У Льва Арсеньевича не было звонка — Матвей постучал костяшками, негромко. Дверь открылась так, будто его не впускают, а принимают. Матвей вошёл и притих, сам не зная почему. В гостинной были высокие потолки и правильная пустота — оставленная нарочно, чтобы мысль могла не столько работать, сколько дышать. На столе стоял современный чайник, но сделанный так, будто инженеры всю жизнь мечтали о простом самоваре и стеснялись признаться. Рядом — чашки разные, как люди: одна тонкая и холодная на ощупь, другая — грубоватая, но удерживает тепло.
Они сели напротив друг друга. На столе стало теснее — уже не от вещей, а от внимания. Матвей вынул телефон и, помедлив, положил его на стол экраном вниз, как будто наказал. Но даже так тот ощутимо присутствовал третьей силой: вибрировали новости, просьбы и чьи-то срочные истины. Матвей сам не заметил, как снова взял телефон в руки и задержался над экраном ровно столько, сколько нужно, чтобы выпасть из разговора, — и сразу же отложил обратно, как кладут на место вещь, к которой не следовало прикасаться. Лев Арсеньевич между тем говорил; Матвей слышал его как бы издалека, через стену, и только теперь, подняв глаза, вдруг оказался снова здесь и сейчас — за столом, под высокими потолками:
— Так вот я и говорю — продолжал Лев Арсеньевич, — что легко быть монахом, когда ты родился и вырос в горной деревушке. Возможно, «легко» не то слово; но органично, понимаете меня?

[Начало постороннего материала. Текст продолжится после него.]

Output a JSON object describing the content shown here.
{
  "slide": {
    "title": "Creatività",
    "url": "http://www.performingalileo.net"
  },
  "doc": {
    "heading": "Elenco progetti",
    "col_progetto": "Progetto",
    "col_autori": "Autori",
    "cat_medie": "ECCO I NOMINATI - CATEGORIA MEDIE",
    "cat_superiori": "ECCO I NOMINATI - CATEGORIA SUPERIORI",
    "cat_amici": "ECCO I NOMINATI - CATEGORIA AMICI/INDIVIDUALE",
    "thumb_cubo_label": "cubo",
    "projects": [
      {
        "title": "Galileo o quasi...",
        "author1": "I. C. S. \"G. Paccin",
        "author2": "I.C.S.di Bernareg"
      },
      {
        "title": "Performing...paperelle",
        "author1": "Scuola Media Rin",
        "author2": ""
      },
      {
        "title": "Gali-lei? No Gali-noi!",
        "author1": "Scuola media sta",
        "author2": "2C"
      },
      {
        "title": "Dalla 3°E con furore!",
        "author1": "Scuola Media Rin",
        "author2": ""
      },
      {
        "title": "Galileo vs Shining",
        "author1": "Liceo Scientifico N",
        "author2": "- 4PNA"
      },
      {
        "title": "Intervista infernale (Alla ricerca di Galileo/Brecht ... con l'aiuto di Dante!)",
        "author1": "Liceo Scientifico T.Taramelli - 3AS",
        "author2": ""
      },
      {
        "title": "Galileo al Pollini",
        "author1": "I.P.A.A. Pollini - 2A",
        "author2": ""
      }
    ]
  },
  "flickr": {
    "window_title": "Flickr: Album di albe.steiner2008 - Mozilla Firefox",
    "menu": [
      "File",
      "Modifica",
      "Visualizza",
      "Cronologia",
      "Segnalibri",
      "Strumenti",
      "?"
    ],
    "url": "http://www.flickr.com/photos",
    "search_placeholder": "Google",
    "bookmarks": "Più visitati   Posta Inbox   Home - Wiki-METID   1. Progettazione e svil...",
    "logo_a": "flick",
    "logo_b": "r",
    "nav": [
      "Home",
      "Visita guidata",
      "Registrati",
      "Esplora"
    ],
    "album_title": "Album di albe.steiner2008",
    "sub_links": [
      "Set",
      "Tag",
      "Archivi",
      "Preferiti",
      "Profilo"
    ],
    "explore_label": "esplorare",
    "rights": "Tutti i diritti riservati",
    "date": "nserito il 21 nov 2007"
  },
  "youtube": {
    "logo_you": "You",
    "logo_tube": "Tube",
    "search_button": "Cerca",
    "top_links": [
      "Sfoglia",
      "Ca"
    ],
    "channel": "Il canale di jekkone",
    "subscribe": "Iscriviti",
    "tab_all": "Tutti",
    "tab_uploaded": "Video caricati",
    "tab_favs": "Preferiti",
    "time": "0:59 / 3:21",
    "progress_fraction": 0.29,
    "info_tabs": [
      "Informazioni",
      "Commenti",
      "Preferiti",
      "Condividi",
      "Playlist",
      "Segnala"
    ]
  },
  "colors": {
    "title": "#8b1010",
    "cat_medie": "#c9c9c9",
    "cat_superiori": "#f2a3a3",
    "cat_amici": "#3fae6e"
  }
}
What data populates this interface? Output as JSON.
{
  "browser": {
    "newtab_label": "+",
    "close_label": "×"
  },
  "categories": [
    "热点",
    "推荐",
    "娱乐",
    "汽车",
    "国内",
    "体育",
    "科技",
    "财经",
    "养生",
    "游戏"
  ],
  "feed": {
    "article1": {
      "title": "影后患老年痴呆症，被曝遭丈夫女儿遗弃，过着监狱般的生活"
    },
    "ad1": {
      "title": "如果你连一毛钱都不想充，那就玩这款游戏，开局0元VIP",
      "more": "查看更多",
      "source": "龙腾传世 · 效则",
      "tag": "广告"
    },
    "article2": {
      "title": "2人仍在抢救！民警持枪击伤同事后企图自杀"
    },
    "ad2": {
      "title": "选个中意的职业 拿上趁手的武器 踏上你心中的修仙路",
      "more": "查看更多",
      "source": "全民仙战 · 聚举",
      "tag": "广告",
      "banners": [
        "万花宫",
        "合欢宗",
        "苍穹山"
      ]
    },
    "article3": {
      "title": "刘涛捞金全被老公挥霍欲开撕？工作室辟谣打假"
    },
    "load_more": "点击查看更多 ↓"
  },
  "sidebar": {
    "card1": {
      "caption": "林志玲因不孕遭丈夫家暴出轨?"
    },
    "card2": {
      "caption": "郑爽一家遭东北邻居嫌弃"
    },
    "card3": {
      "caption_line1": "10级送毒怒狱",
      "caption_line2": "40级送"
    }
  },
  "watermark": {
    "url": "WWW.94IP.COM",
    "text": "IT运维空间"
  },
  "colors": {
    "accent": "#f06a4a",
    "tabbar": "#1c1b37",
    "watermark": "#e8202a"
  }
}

— Возможно, тогда стоит поменять среду на подходящую? — Матвей, не глядя, повернул чашку за ручку, будто искал правильное положение мысли.
За окном кто-то хлопнул дверью такси. Лев Арсеньевич смотрел не на Матвея, а туда, где на столе лежал телефон, — как будто и вправду рядом сидел третий собеседник.
— Нельзя менять среды как обои на рабочем столе, — ответил он. — В таком случае вы запутаетесь ещё больше и поверите, что можно свайпать надоевшие среды на новые. Город это умеет: «Духовного захотелось? Держи подборку ретритов с рейтингами и отзывами, аккаунты учителей, аудиокниги, подкасты» — и так далее.
— Разве это не благо? — Матвей дёрнулся и улыбнулся. Он узнал себя. Но улыбка вышла чуть обиженной.
Возникла пауза, в которой слышно было, как щёлкает батарея. Комната будто пробовала слово благо на вкус.
— Это маркетплейс благ, — сказал хозяин квартиры.
Такое определение резануло Матвея, как холодный край ложки.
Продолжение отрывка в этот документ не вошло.